Note that both volumes must not be used outside of schelk. Mounting them directly will
invalidate the incremental recovery path and force a full copy.

## When not to use schelk

schelk is not a silver bullet. It is brittle and has rough edges, and its hardware cost is
not trivial: two block devices large enough to hold the dataset, plus enough DRAM to back a
ramdisk. For many workloads, a CoW filesystem like ZFS or btrfs is a better fit — the
overhead is real, but easier to accept than the cost and operational effort of schelk.

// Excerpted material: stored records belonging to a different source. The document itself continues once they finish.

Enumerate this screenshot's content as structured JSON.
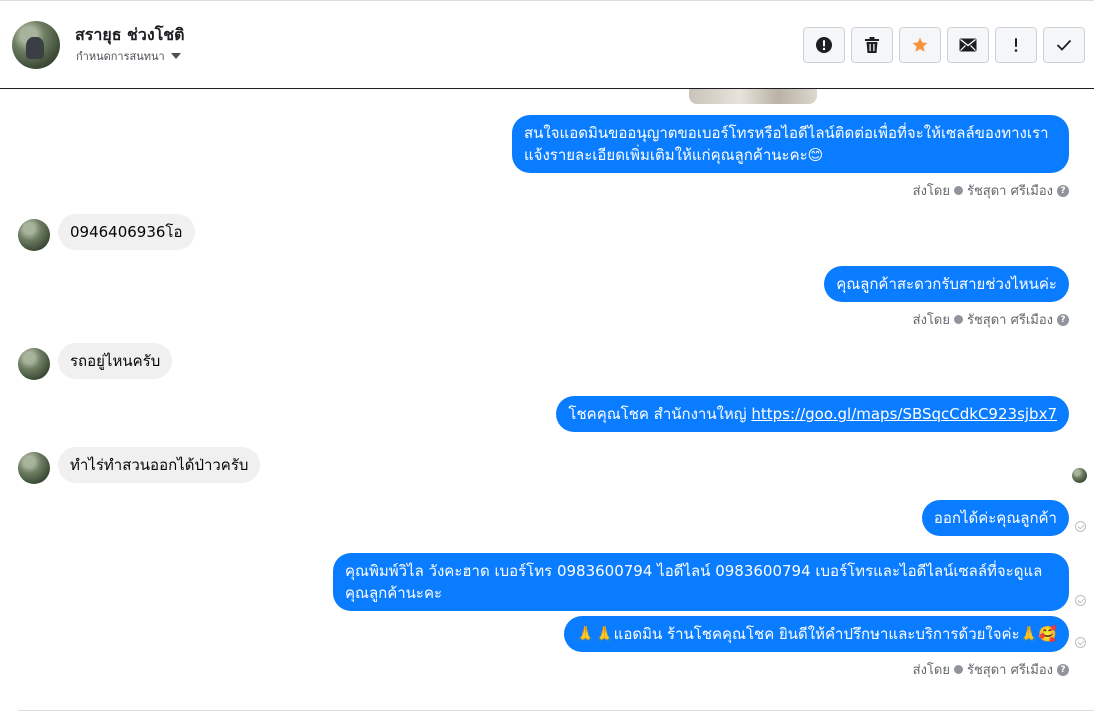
{
  "header": {
    "contact_name": "สรายุธ ช่วงโชติ",
    "assign_label": "กำหนดการสนทนา",
    "toolbar": [
      {
        "icon": "alert-circle-icon",
        "name": "mark-spam-button"
      },
      {
        "icon": "trash-icon",
        "name": "delete-button"
      },
      {
        "icon": "star-icon",
        "name": "star-button",
        "color": "#f7923b"
      },
      {
        "icon": "envelope-icon",
        "name": "mark-unread-button"
      },
      {
        "icon": "exclamation-icon",
        "name": "follow-up-button"
      },
      {
        "icon": "checkmark-icon",
        "name": "mark-done-button"
      }
    ]
  },
  "colors": {
    "outgoing_bubble": "#0a7cff",
    "incoming_bubble": "#f0f0f0",
    "star": "#f7923b"
  },
  "messages": {
    "m1_line1": "สนใจแอดมินขออนุญาตขอเบอร์โทรหรือไอดีไลน์ติดต่อเพื่อที่จะให้เซลล์ของทางเรา",
    "m1_line2": "แจ้งรายละเอียดเพิ่มเติมให้แก่คุณลูกค้านะคะ😊",
    "m2": "0946406936โอ",
    "m3": "คุณลูกค้าสะดวกรับสายช่วงไหนค่ะ",
    "m4": "รถอยู่ไหนครับ",
    "m5_text": "โชคคุณโชค สำนักงานใหญ่ ",
    "m5_link": "https://goo.gl/maps/SBSqcCdkC923sjbx7",
    "m6": "ทำไร่ทำสวนออกได้ป่าวครับ",
    "m7": "ออกได้ค่ะคุณลูกค้า",
    "m8_line1": "คุณพิมพ์วิไล วังคะฮาด   เบอร์โทร 0983600794  ไอดีไลน์ 0983600794   เบอร์โทรและไอดีไลน์เซลล์ที่จะดูแล",
    "m8_line2": "คุณลูกค้านะคะ",
    "m9": "🙏🙏แอดมิน ร้านโชคคุณโชค ยินดีให้คำปรึกษาและบริการด้วยใจค่ะ🙏🥰"
  },
  "sent_by": {
    "prefix": "ส่งโดย",
    "agent": "รัชสุดา ศรีเมือง",
    "help": "?"
  }
}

Prefer a different approach when:

- Measurements can tolerate some overhead or distortion introduced by the rollback mechanism.
- The workload writes most of the dataset, so incremental recovery is not faster than a full
copy.
- The hardware budget does not cover two dedicated volumes and enough DRAM for the ramdisk.

## Limitations

- **NVMe internal state is not restored.** Overwriting logical blocks does not reset FTL
mappings, wear levelling, on-controller caches, or garbage collection state. Some
run-to-run variance will always remain. Standard mitigations - drive pre-conditioning,
long warmups, steady-state measurement windows - still apply; schelk does not replace them.
- **Ramdisk metadata does not survive a reboot.** If the host reboots or loses power while a
dm-era device is active, incremental recovery is no longer possible. In that case, run
`full-recover`.
- **Volumes are dedicated.** For the duration of a schelk session, both volumes must not be
used by anything else. Mounting them or writing to them outside schelk invalidates the
incremental recovery path.
- **Volumes must be of equal size.** This restriction may be lifted in the future.

## FAQ

- **Why not LVM snapshots, ZFS, or btrfs?** They add variance in the hot path of the
benchmark. See [Why](#why).
- **Why not LVM thin with a read-only base and a writable overlay?** The same reason, and
additionally the split read/write IO topology does not reflect production.
- **Why not a userspace filesystem via libfuse?** libfuse is single-threaded, which is a
bottleneck for parallel benchmark workloads. The io_uring support in libfuse may eventually
lift this, but at the time of writing it was still immature. A libfuse-based solution would
also sit on top of a real filesystem, so restoring the baseline would mean writing back
through that filesystem. The state of the underlying filesystem would drift between runs -
the same problem as with CoW filesystems.
- **Why `dm-era` specifically?** It is the lightest tracking layer in mainline Linux: it does
not move data, cache anything, or redirect IO. Its only job is to mark blocks with an
"era" number when they are written. A bitmap based system would be much more efficient.
- **Why a ramdisk for metadata?** Two reasons. First, keeping metadata writes off the drive
under test avoids contention with the benchmark. Second, the metadata is cheap to recreate,
and a reboot invalidates the incremental recovery path regardless.
- **What is a typical recovery time?** Recovery time is proportional to the number of bytes
written during the run, not to the volume size. A benchmark that writes a few GiB on a
multi-TB volume typically recovers in seconds.